Rottensteiner (Bolzano)

After a full morning’s tasting we were having a well-earned lunch at Sartori in Lavis, in the magical mountain kingdom of Trentino. We were discussing whether to head straight to Piedmont or try to cram in another visit. Giorgio spotted something on the list, a Lagrein by Rottensteiner. We were gently keeping our eyes open for a Lagrein on this trip. Lagrein is usually a light to medium-bodied red wine peculiar to Trentino and Alto Adige. Its father is Teroldego (another local grape) and some people say it is distantly related to Syrah or Pinot Noir. Giorgio had a dim recollection of hearing about Rottensteiner. The bottle was ordered. It was very good – fuller and deeper than the grapey examples we had come across so far. So, instead of turning south back down the valley, we turned north to Bolzano, not far from the Brenner Pass and the Austrian border.

Hannes Rottensteiner is the son at the helm of the winery. He sounds German, speaks German but, as he explains, Bolzano is still in Italy. Hannes’ grandfather started the winery in 1956 and all the family is involved – mother Rosa, father Toni, Hannes and his sister Evi.
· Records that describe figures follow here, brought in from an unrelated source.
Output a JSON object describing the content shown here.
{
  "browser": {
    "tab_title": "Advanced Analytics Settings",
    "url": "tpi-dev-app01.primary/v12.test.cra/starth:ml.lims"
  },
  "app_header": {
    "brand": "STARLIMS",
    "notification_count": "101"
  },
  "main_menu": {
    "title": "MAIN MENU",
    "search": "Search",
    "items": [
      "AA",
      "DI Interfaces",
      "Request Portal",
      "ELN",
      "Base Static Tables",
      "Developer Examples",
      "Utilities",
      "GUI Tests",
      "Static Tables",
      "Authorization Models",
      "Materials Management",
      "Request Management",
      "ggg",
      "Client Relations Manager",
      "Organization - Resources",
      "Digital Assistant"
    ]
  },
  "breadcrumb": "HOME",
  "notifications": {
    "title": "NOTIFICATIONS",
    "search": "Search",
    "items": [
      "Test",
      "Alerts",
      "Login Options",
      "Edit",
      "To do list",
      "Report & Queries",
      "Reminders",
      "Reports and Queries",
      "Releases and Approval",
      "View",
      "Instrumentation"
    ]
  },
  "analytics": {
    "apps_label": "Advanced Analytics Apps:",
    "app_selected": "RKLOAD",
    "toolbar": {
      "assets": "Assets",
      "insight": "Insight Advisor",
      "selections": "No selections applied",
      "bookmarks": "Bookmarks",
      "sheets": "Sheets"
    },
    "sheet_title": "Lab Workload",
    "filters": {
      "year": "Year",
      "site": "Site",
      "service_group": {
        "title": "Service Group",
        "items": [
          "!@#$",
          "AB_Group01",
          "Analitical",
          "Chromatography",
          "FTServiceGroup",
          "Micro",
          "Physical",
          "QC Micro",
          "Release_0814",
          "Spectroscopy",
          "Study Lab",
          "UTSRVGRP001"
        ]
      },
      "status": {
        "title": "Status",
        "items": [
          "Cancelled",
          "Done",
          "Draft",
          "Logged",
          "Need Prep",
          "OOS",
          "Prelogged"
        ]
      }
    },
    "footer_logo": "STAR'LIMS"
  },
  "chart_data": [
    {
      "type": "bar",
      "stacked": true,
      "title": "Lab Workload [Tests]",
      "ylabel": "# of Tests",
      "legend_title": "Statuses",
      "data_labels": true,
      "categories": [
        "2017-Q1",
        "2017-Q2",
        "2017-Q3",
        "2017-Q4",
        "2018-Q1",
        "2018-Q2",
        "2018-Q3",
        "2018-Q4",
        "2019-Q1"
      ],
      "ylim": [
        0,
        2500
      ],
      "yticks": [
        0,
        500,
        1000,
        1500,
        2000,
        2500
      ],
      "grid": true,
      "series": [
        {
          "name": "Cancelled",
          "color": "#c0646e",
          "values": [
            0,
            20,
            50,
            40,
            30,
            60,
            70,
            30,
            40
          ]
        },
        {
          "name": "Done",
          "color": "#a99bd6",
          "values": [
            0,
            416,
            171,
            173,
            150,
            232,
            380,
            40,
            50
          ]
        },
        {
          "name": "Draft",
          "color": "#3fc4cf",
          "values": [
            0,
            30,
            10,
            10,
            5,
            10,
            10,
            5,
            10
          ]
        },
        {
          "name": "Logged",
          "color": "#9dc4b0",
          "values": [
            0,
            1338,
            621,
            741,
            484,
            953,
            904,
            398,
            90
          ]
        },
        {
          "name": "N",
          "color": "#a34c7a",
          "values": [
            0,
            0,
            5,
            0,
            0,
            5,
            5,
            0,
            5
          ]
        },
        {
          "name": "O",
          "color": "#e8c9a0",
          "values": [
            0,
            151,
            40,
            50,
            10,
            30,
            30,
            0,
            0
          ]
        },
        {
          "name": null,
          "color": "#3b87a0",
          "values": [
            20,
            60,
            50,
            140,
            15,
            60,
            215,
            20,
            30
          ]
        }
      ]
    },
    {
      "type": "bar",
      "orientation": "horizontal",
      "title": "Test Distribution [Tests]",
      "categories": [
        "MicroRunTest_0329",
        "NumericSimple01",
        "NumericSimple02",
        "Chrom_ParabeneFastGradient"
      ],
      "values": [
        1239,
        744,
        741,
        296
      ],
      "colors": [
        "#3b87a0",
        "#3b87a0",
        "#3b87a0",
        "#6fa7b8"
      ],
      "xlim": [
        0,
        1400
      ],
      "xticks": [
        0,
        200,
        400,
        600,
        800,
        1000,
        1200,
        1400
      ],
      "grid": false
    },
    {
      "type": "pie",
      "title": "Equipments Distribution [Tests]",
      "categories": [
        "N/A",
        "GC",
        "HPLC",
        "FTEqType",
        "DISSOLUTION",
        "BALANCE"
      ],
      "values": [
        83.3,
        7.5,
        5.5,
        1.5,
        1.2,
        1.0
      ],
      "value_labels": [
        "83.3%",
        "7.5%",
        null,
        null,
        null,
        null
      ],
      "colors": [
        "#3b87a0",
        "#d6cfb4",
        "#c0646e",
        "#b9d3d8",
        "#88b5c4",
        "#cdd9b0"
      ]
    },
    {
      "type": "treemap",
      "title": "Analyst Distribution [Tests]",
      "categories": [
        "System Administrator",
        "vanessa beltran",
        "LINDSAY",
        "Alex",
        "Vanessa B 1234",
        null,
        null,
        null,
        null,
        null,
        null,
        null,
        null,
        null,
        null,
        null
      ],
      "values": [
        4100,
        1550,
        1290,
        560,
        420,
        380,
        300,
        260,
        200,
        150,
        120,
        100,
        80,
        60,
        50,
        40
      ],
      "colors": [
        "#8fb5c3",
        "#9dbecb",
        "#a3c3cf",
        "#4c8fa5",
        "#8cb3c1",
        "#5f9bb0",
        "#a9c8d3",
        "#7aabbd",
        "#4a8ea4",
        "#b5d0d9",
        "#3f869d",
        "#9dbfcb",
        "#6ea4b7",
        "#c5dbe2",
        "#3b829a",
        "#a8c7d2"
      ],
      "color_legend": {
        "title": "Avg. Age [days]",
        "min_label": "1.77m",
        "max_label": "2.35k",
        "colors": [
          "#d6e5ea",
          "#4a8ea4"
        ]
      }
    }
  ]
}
The biggest influence on the wine is the red porphyr rock that the vines grow on and which add to the exotic spiciness in the wines.
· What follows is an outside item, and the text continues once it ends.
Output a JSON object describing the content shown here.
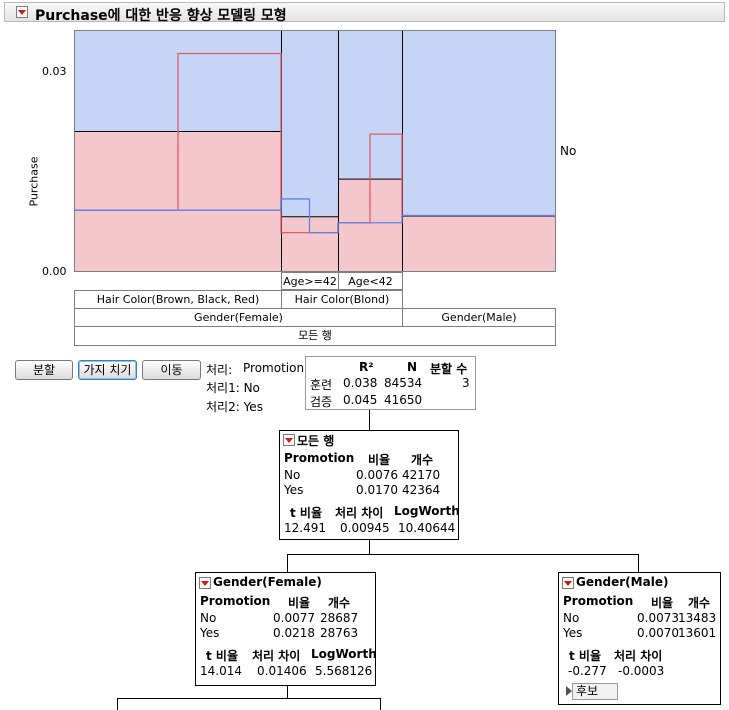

Hannes studied Oenology firstly locally at San Michele, then Geisenheim in the Rheingau in Germany, then Udine in Friuli and now makes the wine with his father. It’s a wide range of wines. Weissburgunder (Pinot Blanc), Pinot Grigio, Muller-Thurgau (the most impressive we have tasted so far), dry Gewurztraminer and Goldmuskateller form the range of whites. In the reds he offers Edelvernatsch (also known as Schiava in Italian and Trollinger in German), Blauburgunder (Pinot Noir), Lagrein and a blend of Cabernet Sauvignon and Carmenière. It’s an impressive range and half of their output gets no further that the Bolzano city limits. The rest is sold to visitors, some restaurants around Italy and now us.